Be wary of rating agencies

Ruv Cohen, over at Elastic Vapor, proposed an interesting idea for a Cloud Service Rating Agency. The idea was further defined as a "Cloud Performance Ability (CPA) that estimates it's ability to meet certain service levels"; similar in intent to Standard & Poor's Claims-Paying Ability rating for an insurance provider explained as the "financial capacity to meet its insurance obligations".

I love the concept of some standard, some metric that allows us all to look at a complex issue and agree what we're looking at, but there are a few problems:

  • Metrics and ratings hide nuance, by design, which may be a relevant factor in your personal evaluation of a provider
  • Every single rating agency has shown themselves vulnerable to the introduction of complex artefacts - look at what the introduction of CDO's ushered in and how credit scoring behaved
  • Most rating agencies are for-profit entities, which means that while integrity is a priority in their branding, it is almost certainly not the topmost priority in their business objectives

(more issues with credit rating agencies can be found on wikipedia)

Now, before you think I pick on rating agencies unfairly, other public trusts (such as public audit firms) have suffered from conflict of interest problems, that have led to bad decision making (Arthur Andersen's involvement in Enron is a canonical example and one of the reasons for the existence of Sarbanes-Oxley legislation).
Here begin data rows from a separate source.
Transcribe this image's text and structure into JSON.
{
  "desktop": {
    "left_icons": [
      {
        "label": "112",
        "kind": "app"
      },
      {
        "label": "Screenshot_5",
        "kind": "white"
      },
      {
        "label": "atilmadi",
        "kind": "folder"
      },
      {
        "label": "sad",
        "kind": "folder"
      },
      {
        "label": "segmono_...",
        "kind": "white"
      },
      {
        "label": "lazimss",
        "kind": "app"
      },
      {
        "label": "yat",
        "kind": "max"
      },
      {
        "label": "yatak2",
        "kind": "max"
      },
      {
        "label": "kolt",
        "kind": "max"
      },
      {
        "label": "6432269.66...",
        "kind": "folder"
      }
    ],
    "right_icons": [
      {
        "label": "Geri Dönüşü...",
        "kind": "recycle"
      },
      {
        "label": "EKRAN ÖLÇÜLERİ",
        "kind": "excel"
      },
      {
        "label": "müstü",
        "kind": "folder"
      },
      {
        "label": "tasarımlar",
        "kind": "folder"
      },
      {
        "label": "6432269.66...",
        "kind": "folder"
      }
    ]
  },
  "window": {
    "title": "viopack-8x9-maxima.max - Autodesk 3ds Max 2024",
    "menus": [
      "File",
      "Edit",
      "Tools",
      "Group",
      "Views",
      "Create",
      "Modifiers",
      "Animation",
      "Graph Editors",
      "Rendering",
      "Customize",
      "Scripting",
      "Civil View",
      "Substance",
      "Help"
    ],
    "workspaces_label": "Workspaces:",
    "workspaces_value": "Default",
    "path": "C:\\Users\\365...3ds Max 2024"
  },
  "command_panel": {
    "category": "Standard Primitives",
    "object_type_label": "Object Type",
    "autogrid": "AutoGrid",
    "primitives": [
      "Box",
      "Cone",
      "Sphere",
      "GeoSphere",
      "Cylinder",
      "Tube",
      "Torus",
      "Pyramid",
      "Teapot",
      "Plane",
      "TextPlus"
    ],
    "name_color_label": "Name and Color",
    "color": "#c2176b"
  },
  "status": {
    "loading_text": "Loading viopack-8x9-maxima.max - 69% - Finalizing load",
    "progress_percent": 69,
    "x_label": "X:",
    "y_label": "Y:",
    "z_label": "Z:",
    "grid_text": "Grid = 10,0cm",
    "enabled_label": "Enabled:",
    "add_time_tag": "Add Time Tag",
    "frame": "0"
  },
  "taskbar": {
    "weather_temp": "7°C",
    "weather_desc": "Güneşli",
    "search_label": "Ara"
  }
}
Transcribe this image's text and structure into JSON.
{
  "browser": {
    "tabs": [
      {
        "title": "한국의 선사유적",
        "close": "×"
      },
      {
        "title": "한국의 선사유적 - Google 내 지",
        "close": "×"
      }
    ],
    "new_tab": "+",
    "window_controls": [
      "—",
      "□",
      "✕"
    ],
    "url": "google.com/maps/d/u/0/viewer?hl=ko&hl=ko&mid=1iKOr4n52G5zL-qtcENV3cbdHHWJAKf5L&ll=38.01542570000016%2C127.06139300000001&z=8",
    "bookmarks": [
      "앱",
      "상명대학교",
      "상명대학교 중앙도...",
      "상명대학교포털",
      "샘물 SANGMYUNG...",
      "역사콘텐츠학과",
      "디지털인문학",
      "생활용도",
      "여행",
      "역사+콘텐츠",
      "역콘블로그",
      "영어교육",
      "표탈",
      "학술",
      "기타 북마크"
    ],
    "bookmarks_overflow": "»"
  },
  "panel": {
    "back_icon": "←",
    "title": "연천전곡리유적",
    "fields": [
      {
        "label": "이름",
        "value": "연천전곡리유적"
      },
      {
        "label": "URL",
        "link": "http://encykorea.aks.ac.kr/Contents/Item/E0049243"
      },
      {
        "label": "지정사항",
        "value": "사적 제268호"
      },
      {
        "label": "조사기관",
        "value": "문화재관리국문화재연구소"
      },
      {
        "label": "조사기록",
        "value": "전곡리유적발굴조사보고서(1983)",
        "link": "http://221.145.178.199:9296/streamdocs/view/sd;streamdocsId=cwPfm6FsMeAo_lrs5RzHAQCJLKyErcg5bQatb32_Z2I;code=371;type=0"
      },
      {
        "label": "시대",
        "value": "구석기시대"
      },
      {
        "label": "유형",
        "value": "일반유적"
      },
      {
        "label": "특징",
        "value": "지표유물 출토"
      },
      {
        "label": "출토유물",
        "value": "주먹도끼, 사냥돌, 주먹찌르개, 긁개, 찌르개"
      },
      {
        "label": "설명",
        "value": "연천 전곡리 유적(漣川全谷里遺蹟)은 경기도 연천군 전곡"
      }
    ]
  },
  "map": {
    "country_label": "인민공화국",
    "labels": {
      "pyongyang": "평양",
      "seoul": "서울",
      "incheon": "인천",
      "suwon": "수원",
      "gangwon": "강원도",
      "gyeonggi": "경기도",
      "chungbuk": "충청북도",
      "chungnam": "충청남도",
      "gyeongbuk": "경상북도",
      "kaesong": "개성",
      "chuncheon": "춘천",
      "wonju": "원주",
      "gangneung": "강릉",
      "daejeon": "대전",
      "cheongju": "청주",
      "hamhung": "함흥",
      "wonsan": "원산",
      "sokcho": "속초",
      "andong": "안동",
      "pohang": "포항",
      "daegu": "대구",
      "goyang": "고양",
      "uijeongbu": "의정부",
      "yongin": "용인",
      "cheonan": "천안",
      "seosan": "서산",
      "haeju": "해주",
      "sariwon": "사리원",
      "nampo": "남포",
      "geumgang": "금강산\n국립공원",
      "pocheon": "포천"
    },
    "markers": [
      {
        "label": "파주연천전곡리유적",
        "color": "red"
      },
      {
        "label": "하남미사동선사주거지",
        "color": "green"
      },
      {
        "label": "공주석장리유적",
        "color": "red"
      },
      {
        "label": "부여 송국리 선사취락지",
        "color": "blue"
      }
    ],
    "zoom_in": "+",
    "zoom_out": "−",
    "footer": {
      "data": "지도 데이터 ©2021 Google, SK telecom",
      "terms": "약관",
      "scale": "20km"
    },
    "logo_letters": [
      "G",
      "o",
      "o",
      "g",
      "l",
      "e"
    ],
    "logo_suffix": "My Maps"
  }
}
So bottom line, if you establish for-profit providing rating services, ultimately the integrity (intentionally or otherwise) will come into question.

Experience has also taught us that self-administered assessments - unless exceptionally detailed - are at best somewhat informative, at worst theatre (the early days of PCI-DSS come to mind).

If we were to build a Cloud Service Rating Agency, what we would really need is an independent, non-profit entity, something like the North American Electric Reliability Corporation (NERC). An entity with claws and a focus on assurance, so while I agree with James Urquhart that data is not electricity, I think it's an interesting industry to draw lessons from.